I still have my Daisy No. 25 pump BB gun from around 1960. Back then, I walked around with a friend who had one. I thought it was pretty powerful. We could break bottles, shoot through real cans, and knock things off wires.
Got it for Christmas. My mom was against it, and my dad was okay with it. My mom may have been right to an extent. While I remember having a lot of fun with it, my friends and I did some nasty things with our BB guns.
When we got older, we had BB gun fights. It may sound harsh, but it was the late 1950s or early to mid-’60s and living in a rural area may have influenced our BB gun battles. I looked it up. It turns out it wasn’t unusual.
As seen in the ad, BB guns were marketed straight to youngsters as the ultimate toy. They were our ticket to our cowboy and war fantasies fueled by Wild West and WWII themes from TV screens to movie theaters.

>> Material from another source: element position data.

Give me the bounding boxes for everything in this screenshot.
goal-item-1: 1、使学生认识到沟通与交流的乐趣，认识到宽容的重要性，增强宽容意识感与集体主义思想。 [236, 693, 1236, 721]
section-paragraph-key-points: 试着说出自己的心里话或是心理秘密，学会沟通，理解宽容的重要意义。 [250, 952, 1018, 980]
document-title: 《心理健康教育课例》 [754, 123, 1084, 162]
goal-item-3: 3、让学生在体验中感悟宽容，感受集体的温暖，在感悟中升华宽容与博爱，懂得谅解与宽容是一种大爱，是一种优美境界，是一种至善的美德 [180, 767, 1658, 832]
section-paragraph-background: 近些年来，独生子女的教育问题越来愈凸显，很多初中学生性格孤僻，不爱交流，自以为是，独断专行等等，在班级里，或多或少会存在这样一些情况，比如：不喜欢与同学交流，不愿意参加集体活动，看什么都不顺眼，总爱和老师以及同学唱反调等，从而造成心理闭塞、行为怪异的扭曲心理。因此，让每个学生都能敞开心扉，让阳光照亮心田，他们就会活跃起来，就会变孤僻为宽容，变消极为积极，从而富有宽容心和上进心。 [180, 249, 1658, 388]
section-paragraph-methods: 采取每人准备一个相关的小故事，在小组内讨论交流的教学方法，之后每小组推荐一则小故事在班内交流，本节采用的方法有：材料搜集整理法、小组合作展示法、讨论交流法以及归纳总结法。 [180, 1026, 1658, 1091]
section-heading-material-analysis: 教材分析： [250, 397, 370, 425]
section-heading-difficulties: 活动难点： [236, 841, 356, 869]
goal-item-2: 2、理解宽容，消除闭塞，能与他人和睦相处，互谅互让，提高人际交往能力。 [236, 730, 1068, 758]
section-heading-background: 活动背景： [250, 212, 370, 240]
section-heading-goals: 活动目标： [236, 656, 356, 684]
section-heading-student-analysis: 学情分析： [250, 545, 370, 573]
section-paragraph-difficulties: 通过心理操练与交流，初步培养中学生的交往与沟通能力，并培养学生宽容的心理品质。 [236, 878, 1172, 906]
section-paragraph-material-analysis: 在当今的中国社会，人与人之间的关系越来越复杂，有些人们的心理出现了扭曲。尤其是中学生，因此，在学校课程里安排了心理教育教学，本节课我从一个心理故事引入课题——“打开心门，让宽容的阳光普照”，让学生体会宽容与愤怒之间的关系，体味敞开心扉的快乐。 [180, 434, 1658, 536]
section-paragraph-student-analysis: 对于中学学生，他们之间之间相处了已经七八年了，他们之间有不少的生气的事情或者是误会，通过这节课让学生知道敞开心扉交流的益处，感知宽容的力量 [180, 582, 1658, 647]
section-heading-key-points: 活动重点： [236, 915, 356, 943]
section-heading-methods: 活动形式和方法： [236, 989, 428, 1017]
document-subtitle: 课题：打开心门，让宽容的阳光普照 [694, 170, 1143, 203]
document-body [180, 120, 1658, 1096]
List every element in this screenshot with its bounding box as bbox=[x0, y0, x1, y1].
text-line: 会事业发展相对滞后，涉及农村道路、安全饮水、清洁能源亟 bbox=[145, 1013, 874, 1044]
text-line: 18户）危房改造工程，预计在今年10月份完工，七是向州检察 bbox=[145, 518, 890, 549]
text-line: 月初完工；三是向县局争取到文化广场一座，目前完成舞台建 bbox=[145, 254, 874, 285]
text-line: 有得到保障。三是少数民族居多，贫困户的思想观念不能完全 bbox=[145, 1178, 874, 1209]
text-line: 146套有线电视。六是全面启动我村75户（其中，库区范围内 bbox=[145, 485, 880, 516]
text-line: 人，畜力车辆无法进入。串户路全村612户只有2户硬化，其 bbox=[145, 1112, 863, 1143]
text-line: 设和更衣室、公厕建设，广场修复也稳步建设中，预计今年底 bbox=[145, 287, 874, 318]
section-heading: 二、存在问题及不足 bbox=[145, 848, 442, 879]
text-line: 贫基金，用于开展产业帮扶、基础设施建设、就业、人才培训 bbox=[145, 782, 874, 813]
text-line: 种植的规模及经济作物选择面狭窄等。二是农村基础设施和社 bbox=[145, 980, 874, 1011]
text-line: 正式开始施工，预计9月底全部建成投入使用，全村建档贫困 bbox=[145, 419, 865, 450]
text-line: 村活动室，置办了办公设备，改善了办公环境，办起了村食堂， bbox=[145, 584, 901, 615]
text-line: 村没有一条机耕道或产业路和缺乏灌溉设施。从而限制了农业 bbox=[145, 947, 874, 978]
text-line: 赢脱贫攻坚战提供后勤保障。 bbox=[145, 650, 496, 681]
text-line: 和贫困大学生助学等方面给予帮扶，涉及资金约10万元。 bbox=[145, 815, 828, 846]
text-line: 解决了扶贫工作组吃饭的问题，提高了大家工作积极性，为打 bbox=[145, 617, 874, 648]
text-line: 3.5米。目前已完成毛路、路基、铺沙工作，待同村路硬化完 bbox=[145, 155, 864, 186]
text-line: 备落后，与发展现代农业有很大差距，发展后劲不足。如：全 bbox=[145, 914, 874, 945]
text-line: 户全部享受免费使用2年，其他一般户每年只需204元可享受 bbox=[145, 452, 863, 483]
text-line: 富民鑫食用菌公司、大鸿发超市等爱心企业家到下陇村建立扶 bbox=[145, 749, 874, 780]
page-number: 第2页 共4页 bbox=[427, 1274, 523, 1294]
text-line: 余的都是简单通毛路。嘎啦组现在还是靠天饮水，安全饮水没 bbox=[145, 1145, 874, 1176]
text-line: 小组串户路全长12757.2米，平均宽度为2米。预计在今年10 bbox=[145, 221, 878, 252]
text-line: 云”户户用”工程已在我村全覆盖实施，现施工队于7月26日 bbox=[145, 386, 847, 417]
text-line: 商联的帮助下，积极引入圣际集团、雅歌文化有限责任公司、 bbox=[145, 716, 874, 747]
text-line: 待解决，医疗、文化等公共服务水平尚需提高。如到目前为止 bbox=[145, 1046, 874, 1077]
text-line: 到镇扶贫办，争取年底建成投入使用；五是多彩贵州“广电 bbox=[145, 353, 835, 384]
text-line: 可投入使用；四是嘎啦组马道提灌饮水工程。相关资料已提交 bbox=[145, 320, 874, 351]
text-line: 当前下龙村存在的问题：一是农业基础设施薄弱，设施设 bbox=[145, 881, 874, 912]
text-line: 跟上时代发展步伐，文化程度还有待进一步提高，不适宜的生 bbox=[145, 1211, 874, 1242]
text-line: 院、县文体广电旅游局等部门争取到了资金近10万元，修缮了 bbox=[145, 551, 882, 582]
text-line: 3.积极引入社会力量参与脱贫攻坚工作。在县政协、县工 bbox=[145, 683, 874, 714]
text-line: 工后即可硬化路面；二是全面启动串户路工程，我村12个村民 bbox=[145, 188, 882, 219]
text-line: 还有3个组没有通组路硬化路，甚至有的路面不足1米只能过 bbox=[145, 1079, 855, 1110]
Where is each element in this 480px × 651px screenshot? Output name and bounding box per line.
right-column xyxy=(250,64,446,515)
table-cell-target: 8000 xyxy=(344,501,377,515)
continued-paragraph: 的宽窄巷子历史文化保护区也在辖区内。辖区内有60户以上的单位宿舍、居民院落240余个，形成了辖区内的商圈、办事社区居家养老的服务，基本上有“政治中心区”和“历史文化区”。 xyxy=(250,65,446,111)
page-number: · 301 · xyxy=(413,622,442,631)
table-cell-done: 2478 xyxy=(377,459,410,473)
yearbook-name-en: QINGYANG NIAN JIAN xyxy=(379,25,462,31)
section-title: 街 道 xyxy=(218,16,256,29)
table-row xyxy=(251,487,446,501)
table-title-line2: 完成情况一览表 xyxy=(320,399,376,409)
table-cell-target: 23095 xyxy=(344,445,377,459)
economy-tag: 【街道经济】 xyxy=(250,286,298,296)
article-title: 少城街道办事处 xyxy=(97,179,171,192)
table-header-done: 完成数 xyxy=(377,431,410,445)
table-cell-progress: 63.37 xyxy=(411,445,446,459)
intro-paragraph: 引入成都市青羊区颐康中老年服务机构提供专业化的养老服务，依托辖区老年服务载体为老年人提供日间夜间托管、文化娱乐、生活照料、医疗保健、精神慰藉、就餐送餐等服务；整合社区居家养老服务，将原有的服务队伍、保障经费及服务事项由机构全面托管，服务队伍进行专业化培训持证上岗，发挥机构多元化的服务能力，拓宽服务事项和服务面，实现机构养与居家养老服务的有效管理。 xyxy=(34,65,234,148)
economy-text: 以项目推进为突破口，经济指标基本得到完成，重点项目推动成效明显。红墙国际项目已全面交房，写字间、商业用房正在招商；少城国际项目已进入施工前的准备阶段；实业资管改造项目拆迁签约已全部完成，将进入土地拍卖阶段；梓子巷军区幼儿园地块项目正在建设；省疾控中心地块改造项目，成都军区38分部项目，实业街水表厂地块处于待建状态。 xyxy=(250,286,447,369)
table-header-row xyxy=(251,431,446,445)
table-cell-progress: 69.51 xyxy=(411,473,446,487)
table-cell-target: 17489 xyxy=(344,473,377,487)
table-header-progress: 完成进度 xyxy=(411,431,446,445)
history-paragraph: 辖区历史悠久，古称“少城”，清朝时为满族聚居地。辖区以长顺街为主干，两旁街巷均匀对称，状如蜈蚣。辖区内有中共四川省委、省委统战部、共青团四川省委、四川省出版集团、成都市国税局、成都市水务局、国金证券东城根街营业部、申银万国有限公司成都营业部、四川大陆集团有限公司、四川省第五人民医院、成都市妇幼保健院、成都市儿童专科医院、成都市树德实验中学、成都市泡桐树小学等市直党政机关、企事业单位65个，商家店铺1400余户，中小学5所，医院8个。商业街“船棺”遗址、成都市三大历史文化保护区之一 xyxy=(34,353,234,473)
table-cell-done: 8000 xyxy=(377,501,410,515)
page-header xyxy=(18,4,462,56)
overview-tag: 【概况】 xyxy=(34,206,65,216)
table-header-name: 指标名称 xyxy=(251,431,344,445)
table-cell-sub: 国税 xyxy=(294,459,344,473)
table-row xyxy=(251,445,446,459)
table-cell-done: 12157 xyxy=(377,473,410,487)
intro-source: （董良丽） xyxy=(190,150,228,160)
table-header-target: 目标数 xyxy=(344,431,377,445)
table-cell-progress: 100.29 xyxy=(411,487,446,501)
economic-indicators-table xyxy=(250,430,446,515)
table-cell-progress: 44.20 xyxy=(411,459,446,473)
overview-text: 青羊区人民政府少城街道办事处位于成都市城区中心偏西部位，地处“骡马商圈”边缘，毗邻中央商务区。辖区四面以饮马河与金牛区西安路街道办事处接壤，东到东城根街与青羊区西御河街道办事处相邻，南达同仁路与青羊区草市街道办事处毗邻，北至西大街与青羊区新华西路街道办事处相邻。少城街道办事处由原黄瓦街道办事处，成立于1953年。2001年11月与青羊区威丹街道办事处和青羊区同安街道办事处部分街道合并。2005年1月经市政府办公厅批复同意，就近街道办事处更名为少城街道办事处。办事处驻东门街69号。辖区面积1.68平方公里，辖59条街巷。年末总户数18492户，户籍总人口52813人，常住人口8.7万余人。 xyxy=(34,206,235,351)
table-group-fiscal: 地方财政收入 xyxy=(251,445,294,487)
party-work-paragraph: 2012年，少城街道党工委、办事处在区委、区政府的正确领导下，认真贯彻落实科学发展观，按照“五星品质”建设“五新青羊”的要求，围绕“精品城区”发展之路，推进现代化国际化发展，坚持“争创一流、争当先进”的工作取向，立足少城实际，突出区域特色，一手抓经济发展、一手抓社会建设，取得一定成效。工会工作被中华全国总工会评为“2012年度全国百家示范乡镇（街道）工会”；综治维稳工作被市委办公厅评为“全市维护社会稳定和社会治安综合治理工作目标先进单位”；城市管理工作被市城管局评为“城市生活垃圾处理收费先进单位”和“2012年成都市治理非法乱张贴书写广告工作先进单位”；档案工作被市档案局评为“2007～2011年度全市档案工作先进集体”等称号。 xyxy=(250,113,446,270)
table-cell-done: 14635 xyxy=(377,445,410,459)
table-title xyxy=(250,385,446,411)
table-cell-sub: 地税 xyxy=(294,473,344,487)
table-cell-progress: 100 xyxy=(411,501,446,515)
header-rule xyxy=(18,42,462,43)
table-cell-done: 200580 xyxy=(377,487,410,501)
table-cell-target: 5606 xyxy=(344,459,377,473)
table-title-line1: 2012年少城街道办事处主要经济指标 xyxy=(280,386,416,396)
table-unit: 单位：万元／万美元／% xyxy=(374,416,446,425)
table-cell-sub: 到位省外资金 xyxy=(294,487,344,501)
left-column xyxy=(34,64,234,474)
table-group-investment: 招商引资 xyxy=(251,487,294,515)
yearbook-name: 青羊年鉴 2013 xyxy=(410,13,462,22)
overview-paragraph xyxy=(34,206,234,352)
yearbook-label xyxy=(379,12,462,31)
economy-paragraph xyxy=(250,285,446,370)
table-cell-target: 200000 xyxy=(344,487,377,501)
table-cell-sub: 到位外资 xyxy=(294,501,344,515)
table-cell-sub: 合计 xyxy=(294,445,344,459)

Safety? Parental hovering? Things were different then. The kids didn’t overrule our parents, but much of our playtime was outdoors without parental supervision. We used our BB guns as tools for wild, imaginative adventures, often roping their pals into mock shootouts. Remember, too, that we didn’t have phones to carry around. We played real games that required imagination and movement. We did so much running and biking our average BMI was 12, but we weren’t starving.
I’ll go out on a limb here but ask someone who lived it. They’ll tell tales, some tall, of pinging BBs at tin cans, makeshift targets, and even each other, usually with little more than our naivety for protection.
Risky? You bet! We had a rule of no shots above the waist, but from running and jumping, there were errant shots. Welts were badges of honor, and I suppose a rogue shot might clip an eye every now and then, but back then, it barely made the news; no one was rushing to slap rules on it.
The reality is that I only knew of one kid who shot his eye out, but with a .22 rifle. It seems we liked going to the dump to shoot rats. That line from A Christmas Story, “You’ll shoot your eye out!” sums it up perfectly in the sense that we knew the danger, but it was too much fun to resist.